Greater Choice for Consumers: Consumers would enjoy more options, allowing them to choose platforms that prioritize their viewing pleasure and creative freedom over aggressive monetization strategies. This variety ensures that users can select services that best align with their preferences and values, leading to a more satisfying and personalized online experience.
The Cost of Complacency: Paying the Price
In hindsight, we should have anticipated this outcome when YouTube systematically pushed out its competitors.
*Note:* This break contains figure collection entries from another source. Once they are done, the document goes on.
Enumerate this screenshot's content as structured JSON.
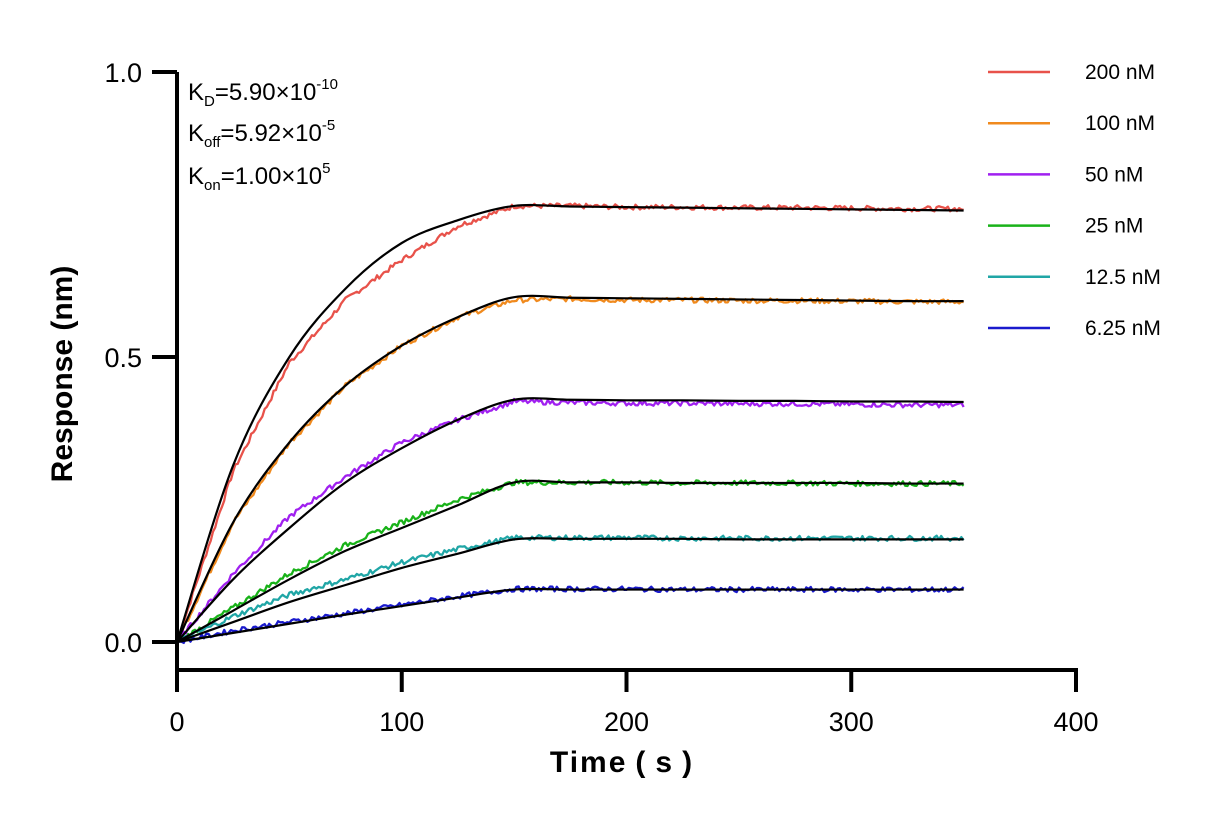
{
  "chart_data": {
    "type": "line",
    "title": "",
    "xlabel": "Time ( s )",
    "ylabel": "Response (nm)",
    "xlim": [
      0,
      400
    ],
    "ylim": [
      -0.05,
      1.0
    ],
    "xticks": [
      0,
      100,
      200,
      300,
      400
    ],
    "xtick_labels": [
      "0",
      "100",
      "200",
      "300",
      "400"
    ],
    "yticks": [
      0.0,
      0.5,
      1.0
    ],
    "ytick_labels": [
      "0.0",
      "0.5",
      "1.0"
    ],
    "grid": false,
    "legend_position": "top-right",
    "x": [
      0,
      25,
      50,
      75,
      100,
      125,
      150,
      175,
      200,
      225,
      250,
      275,
      300,
      325,
      350
    ],
    "fit_color": "#000000",
    "series": [
      {
        "name": "200 nM",
        "color": "#e8524a",
        "values": [
          0.0,
          0.3,
          0.49,
          0.6,
          0.67,
          0.73,
          0.765,
          0.765,
          0.763,
          0.763,
          0.762,
          0.762,
          0.761,
          0.76,
          0.76
        ],
        "fit": [
          0.0,
          0.31,
          0.5,
          0.62,
          0.7,
          0.74,
          0.765,
          0.764,
          0.763,
          0.762,
          0.761,
          0.76,
          0.759,
          0.758,
          0.757
        ]
      },
      {
        "name": "100 nM",
        "color": "#f08a1e",
        "values": [
          0.0,
          0.21,
          0.35,
          0.45,
          0.52,
          0.57,
          0.6,
          0.602,
          0.6,
          0.6,
          0.599,
          0.599,
          0.598,
          0.597,
          0.597
        ],
        "fit": [
          0.0,
          0.21,
          0.35,
          0.45,
          0.52,
          0.57,
          0.605,
          0.604,
          0.603,
          0.602,
          0.601,
          0.6,
          0.599,
          0.598,
          0.598
        ]
      },
      {
        "name": "50 nM",
        "color": "#a020f0",
        "values": [
          0.0,
          0.12,
          0.22,
          0.29,
          0.35,
          0.39,
          0.422,
          0.42,
          0.419,
          0.419,
          0.418,
          0.418,
          0.417,
          0.416,
          0.416
        ],
        "fit": [
          0.0,
          0.11,
          0.2,
          0.28,
          0.34,
          0.39,
          0.425,
          0.425,
          0.424,
          0.424,
          0.423,
          0.423,
          0.422,
          0.422,
          0.421
        ]
      },
      {
        "name": "25 nM",
        "color": "#19b219",
        "values": [
          0.0,
          0.06,
          0.12,
          0.17,
          0.21,
          0.25,
          0.28,
          0.28,
          0.28,
          0.279,
          0.279,
          0.279,
          0.278,
          0.278,
          0.278
        ],
        "fit": [
          0.0,
          0.055,
          0.11,
          0.16,
          0.2,
          0.24,
          0.28,
          0.28,
          0.28,
          0.279,
          0.279,
          0.279,
          0.279,
          0.278,
          0.278
        ]
      },
      {
        "name": "12.5 nM",
        "color": "#20a6a6",
        "values": [
          0.0,
          0.045,
          0.083,
          0.11,
          0.14,
          0.163,
          0.183,
          0.183,
          0.183,
          0.182,
          0.182,
          0.182,
          0.182,
          0.182,
          0.182
        ],
        "fit": [
          0.0,
          0.035,
          0.07,
          0.1,
          0.13,
          0.155,
          0.18,
          0.181,
          0.181,
          0.181,
          0.18,
          0.18,
          0.18,
          0.18,
          0.18
        ]
      },
      {
        "name": "6.25 nM",
        "color": "#1a1acd",
        "values": [
          0.0,
          0.02,
          0.035,
          0.05,
          0.065,
          0.08,
          0.093,
          0.093,
          0.093,
          0.092,
          0.092,
          0.092,
          0.092,
          0.092,
          0.092
        ],
        "fit": [
          0.0,
          0.016,
          0.032,
          0.048,
          0.063,
          0.078,
          0.092,
          0.092,
          0.092,
          0.092,
          0.092,
          0.092,
          0.092,
          0.092,
          0.092
        ]
      }
    ],
    "annotations": {
      "kd": {
        "base": "K",
        "sub": "D",
        "value": "=5.90×10",
        "exp": "-10"
      },
      "koff": {
        "base": "K",
        "sub": "off",
        "value": "=5.92×10",
        "exp": "-5"
      },
      "kon": {
        "base": "K",
        "sub": "on",
        "value": "=1.00×10",
        "exp": "5"
      }
    }
  }
}
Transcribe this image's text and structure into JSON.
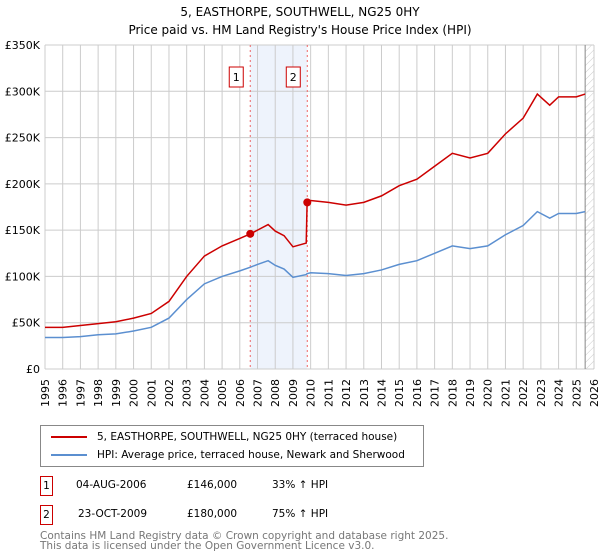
{
  "chart_data": {
    "type": "line",
    "title": "5, EASTHORPE, SOUTHWELL, NG25 0HY",
    "subtitle": "Price paid vs. HM Land Registry's House Price Index (HPI)",
    "xlim": [
      1995,
      2026
    ],
    "ylim": [
      0,
      350000
    ],
    "y_ticks": [
      0,
      50000,
      100000,
      150000,
      200000,
      250000,
      300000,
      350000
    ],
    "y_tick_labels": [
      "£0",
      "£50K",
      "£100K",
      "£150K",
      "£200K",
      "£250K",
      "£300K",
      "£350K"
    ],
    "x_ticks": [
      1995,
      1996,
      1997,
      1998,
      1999,
      2000,
      2001,
      2002,
      2003,
      2004,
      2005,
      2006,
      2007,
      2008,
      2009,
      2010,
      2011,
      2012,
      2013,
      2014,
      2015,
      2016,
      2017,
      2018,
      2019,
      2020,
      2021,
      2022,
      2023,
      2024,
      2025,
      2026
    ],
    "grid": true,
    "x": [
      1995,
      1996,
      1997,
      1998,
      1999,
      2000,
      2001,
      2002,
      2003,
      2004,
      2005,
      2006,
      2006.6,
      2007,
      2007.6,
      2008,
      2008.5,
      2009,
      2009.75,
      2009.8,
      2010,
      2011,
      2012,
      2013,
      2014,
      2015,
      2016,
      2017,
      2018,
      2019,
      2020,
      2021,
      2022,
      2022.8,
      2023.5,
      2024,
      2025,
      2025.5
    ],
    "series": [
      {
        "name": "5, EASTHORPE, SOUTHWELL, NG25 0HY (terraced house)",
        "color": "#cc0000",
        "values": [
          45000,
          45000,
          47000,
          49000,
          51000,
          55000,
          60000,
          73000,
          100000,
          122000,
          133000,
          141000,
          146000,
          150000,
          156000,
          149000,
          144000,
          132000,
          136000,
          180000,
          182000,
          180000,
          177000,
          180000,
          187000,
          198000,
          205000,
          219000,
          233000,
          228000,
          233000,
          254000,
          271000,
          297000,
          285000,
          294000,
          294000,
          297000
        ]
      },
      {
        "name": "HPI: Average price, terraced house, Newark and Sherwood",
        "color": "#5b8fd0",
        "values": [
          34000,
          34000,
          35000,
          37000,
          38000,
          41000,
          45000,
          55000,
          75000,
          92000,
          100000,
          106000,
          110000,
          113000,
          117000,
          112000,
          108000,
          99000,
          102000,
          103000,
          104000,
          103000,
          101000,
          103000,
          107000,
          113000,
          117000,
          125000,
          133000,
          130000,
          133000,
          145000,
          155000,
          170000,
          163000,
          168000,
          168000,
          170000
        ]
      }
    ],
    "sales": [
      {
        "label": "1",
        "x": 2006.59,
        "value": 146000,
        "date": "04-AUG-2006",
        "price": "£146,000",
        "hpi": "33% ↑ HPI"
      },
      {
        "label": "2",
        "x": 2009.81,
        "value": 180000,
        "date": "23-OCT-2009",
        "price": "£180,000",
        "hpi": "75% ↑ HPI"
      }
    ],
    "forecast_start": 2025.5,
    "legend_position": "below"
  },
  "footer": {
    "line1": "Contains HM Land Registry data © Crown copyright and database right 2025.",
    "line2": "This data is licensed under the Open Government Licence v3.0."
  }
}
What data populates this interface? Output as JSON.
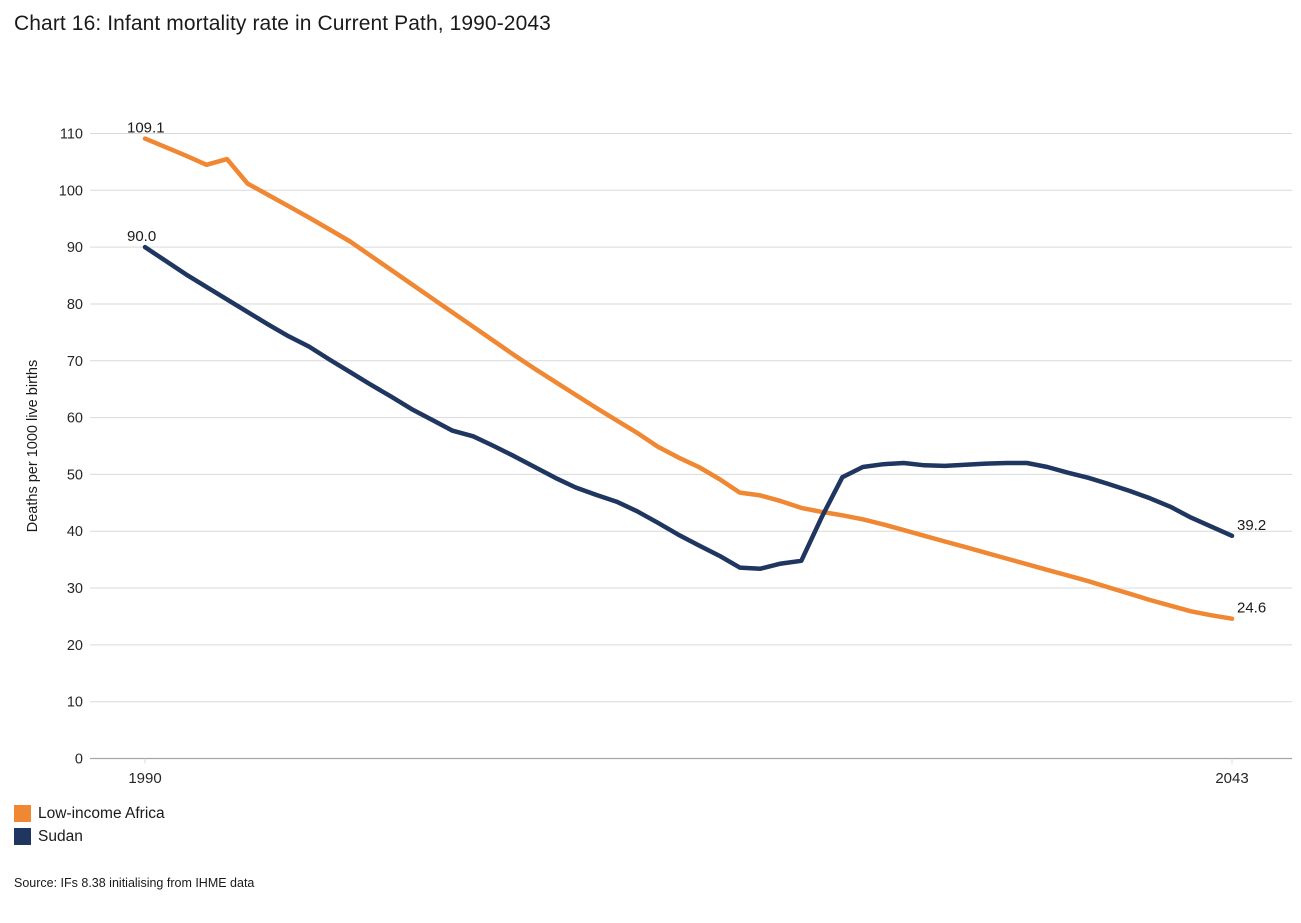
{
  "chart_data": {
    "type": "line",
    "title": "Chart 16: Infant mortality rate in Current Path, 1990-2043",
    "ylabel": "Deaths per 1000 live births",
    "x_range": [
      1990,
      2043
    ],
    "ylim": [
      0,
      110
    ],
    "y_ticks": [
      0,
      10,
      20,
      30,
      40,
      50,
      60,
      70,
      80,
      90,
      100,
      110
    ],
    "x_tick_labels": [
      {
        "year": 1990,
        "label": "1990"
      },
      {
        "year": 2043,
        "label": "2043"
      }
    ],
    "grid": "horizontal",
    "legend_position": "bottom-left",
    "gridline_color": "#D9D9D9",
    "axis_line_color": "#A6A6A6",
    "series": [
      {
        "name": "Low-income Africa",
        "color": "#EF8733",
        "x_start": 1990,
        "start_label": "109.1",
        "end_label": "24.6",
        "values": [
          109.1,
          107.6,
          106.1,
          104.5,
          105.5,
          101.2,
          99.2,
          97.2,
          95.2,
          93.1,
          91.0,
          88.5,
          86.0,
          83.5,
          81.0,
          78.5,
          76.0,
          73.5,
          71.0,
          68.6,
          66.3,
          64.0,
          61.7,
          59.5,
          57.3,
          54.9,
          53.0,
          51.3,
          49.2,
          46.8,
          46.3,
          45.3,
          44.1,
          43.4,
          42.8,
          42.1,
          41.2,
          40.2,
          39.2,
          38.2,
          37.2,
          36.2,
          35.2,
          34.2,
          33.2,
          32.2,
          31.2,
          30.1,
          29.0,
          27.9,
          26.9,
          25.9,
          25.2,
          24.6
        ]
      },
      {
        "name": "Sudan",
        "color": "#1F3660",
        "x_start": 1990,
        "start_label": "90.0",
        "end_label": "39.2",
        "values": [
          90.0,
          87.6,
          85.2,
          83.0,
          80.8,
          78.6,
          76.4,
          74.3,
          72.5,
          70.2,
          68.0,
          65.8,
          63.7,
          61.5,
          59.6,
          57.7,
          56.7,
          55.0,
          53.2,
          51.3,
          49.4,
          47.7,
          46.4,
          45.2,
          43.5,
          41.5,
          39.4,
          37.5,
          35.7,
          33.6,
          33.4,
          34.3,
          34.8,
          42.5,
          49.5,
          51.3,
          51.8,
          52.0,
          51.6,
          51.5,
          51.7,
          51.9,
          52.0,
          52.0,
          51.3,
          50.3,
          49.4,
          48.3,
          47.1,
          45.8,
          44.3,
          42.4,
          40.8,
          39.2
        ]
      }
    ]
  },
  "source": "Source: IFs 8.38 initialising from IHME data"
}
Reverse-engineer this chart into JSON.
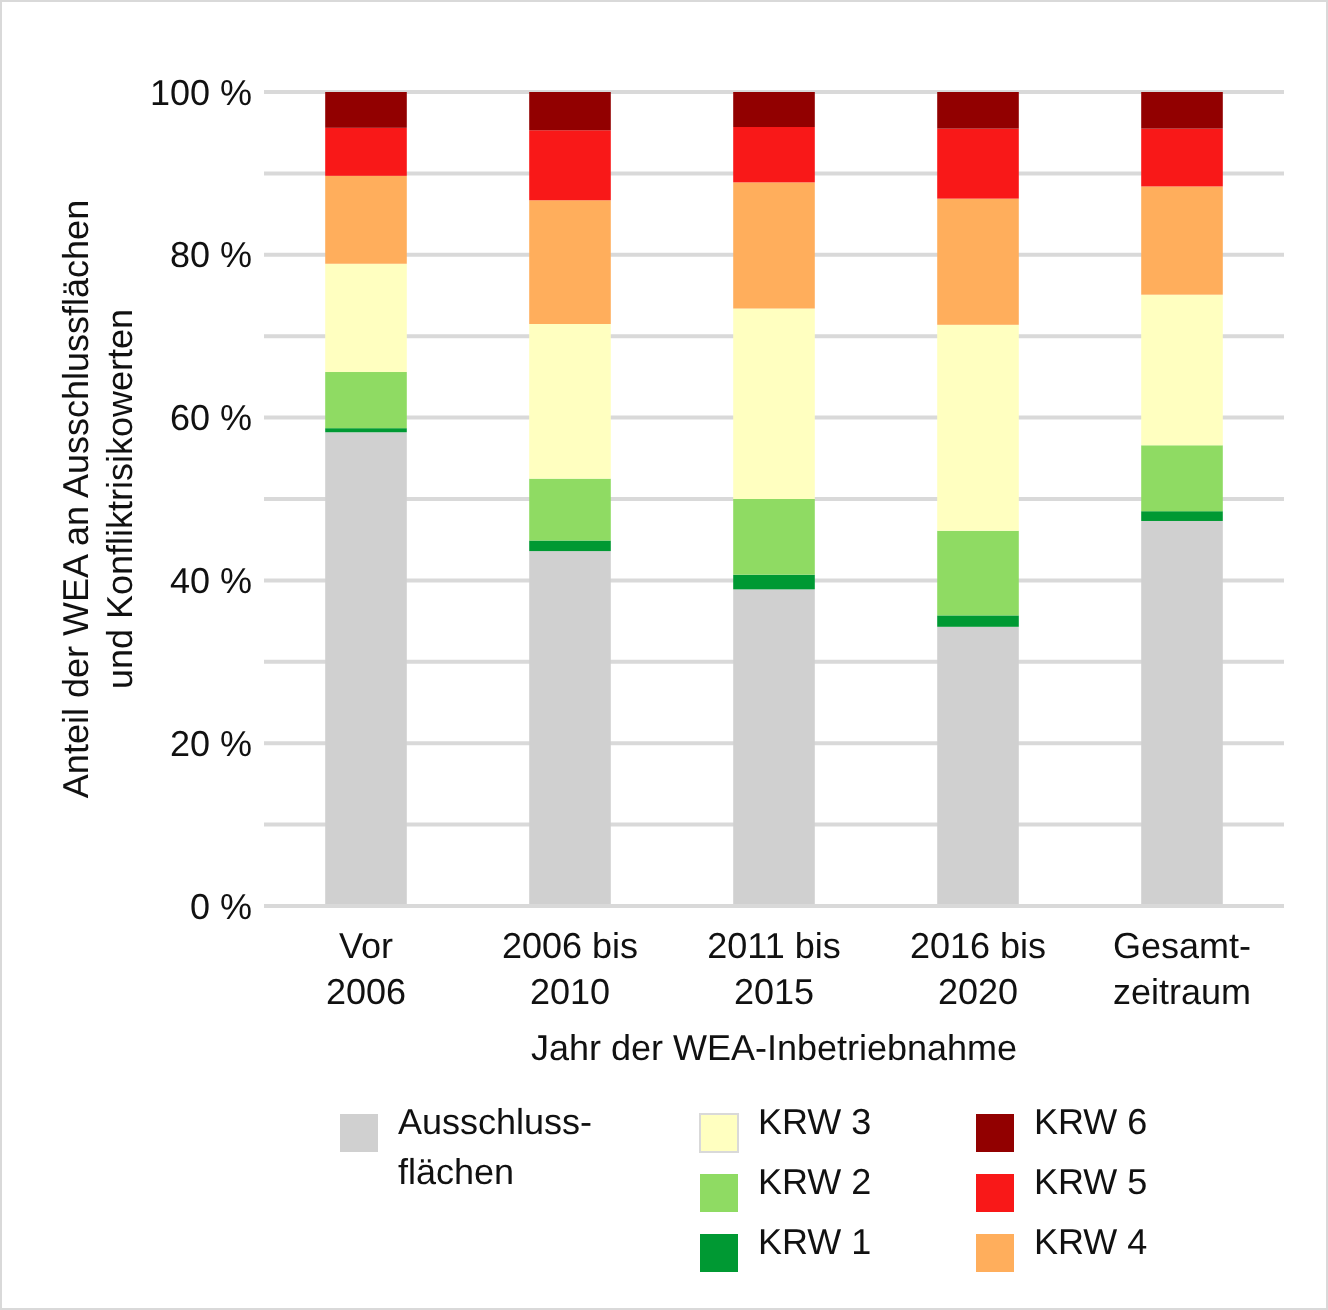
{
  "chart_data": {
    "type": "bar",
    "stacked": true,
    "xlabel": "Jahr der WEA-Inbetriebnahme",
    "ylabel": "Anteil der WEA an Ausschlussflächen und Konfliktrisikowerten",
    "categories": [
      "Vor 2006",
      "2006 bis 2010",
      "2011 bis 2015",
      "2016 bis 2020",
      "Gesamt-zeitraum"
    ],
    "series": [
      {
        "name": "Ausschluss-flächen",
        "color": "#d0d0d0",
        "values": [
          58.2,
          43.6,
          38.9,
          34.3,
          47.3
        ]
      },
      {
        "name": "KRW 1",
        "color": "#009933",
        "values": [
          0.5,
          1.3,
          1.8,
          1.4,
          1.2
        ]
      },
      {
        "name": "KRW 2",
        "color": "#8fdb63",
        "values": [
          6.9,
          7.6,
          9.3,
          10.4,
          8.1
        ]
      },
      {
        "name": "KRW 3",
        "color": "#ffffc0",
        "values": [
          13.3,
          19.0,
          23.4,
          25.3,
          18.5
        ]
      },
      {
        "name": "KRW 4",
        "color": "#ffae5c",
        "values": [
          10.8,
          15.2,
          15.5,
          15.5,
          13.3
        ]
      },
      {
        "name": "KRW 5",
        "color": "#f91818",
        "values": [
          5.9,
          8.6,
          6.8,
          8.6,
          7.1
        ]
      },
      {
        "name": "KRW 6",
        "color": "#920000",
        "values": [
          4.4,
          4.7,
          4.3,
          4.5,
          4.5
        ]
      }
    ],
    "ylim": [
      0,
      100
    ],
    "yticks": [
      {
        "value": 0,
        "label": "0 %"
      },
      {
        "value": 10,
        "label": null
      },
      {
        "value": 20,
        "label": "20 %"
      },
      {
        "value": 30,
        "label": null
      },
      {
        "value": 40,
        "label": "40 %"
      },
      {
        "value": 50,
        "label": null
      },
      {
        "value": 60,
        "label": "60 %"
      },
      {
        "value": 70,
        "label": null
      },
      {
        "value": 80,
        "label": "80 %"
      },
      {
        "value": 90,
        "label": null
      },
      {
        "value": 100,
        "label": "100 %"
      }
    ],
    "grid": "y",
    "legend": "bottom"
  }
}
Today, we’re paying the price—literally, through YouTube Premium, and metaphorically, with our patience as ads infiltrate every corner of our viewing experience. The free experience that once defined YouTube continues to deteriorate, replaced by a platform that prioritizes profit over people.
Breaking up YouTube and Google would restore balance to the online video market, offering us and creators a richer, more diverse landscape. It would reintroduce choice, allowing us to select platforms that prioritize our viewing pleasure and creative freedom over relentless monetization.Photo via YouTube.com // Today, YouTube can do things like this without facing any real repercussions. Consumers have nowhere else to go.
Escaping the Boiling Pot
With no competition left, Google continues to degrade its YouTube service, confident that we have nowhere else to turn. It’s time to break free from the boiling pot.
Separating YouTube from Google isn’t just a regulatory necessity—and the U.S. Justice Department have made it clear that this is an option on the table—it’s a crucial step toward reclaiming the vibrant, diverse online video landscape that we once cherished. Breaking up YouTube and Google would ignite competition, drive innovation, and restore a balance that benefits both creators and consumers. Until then, we remain trapped in that slowly heating pot, witnessing the erosion of a platform that was once the heart of online video.
This opinion piece reflects the author's perspective based on the current state of YouTube and its relationship with Google.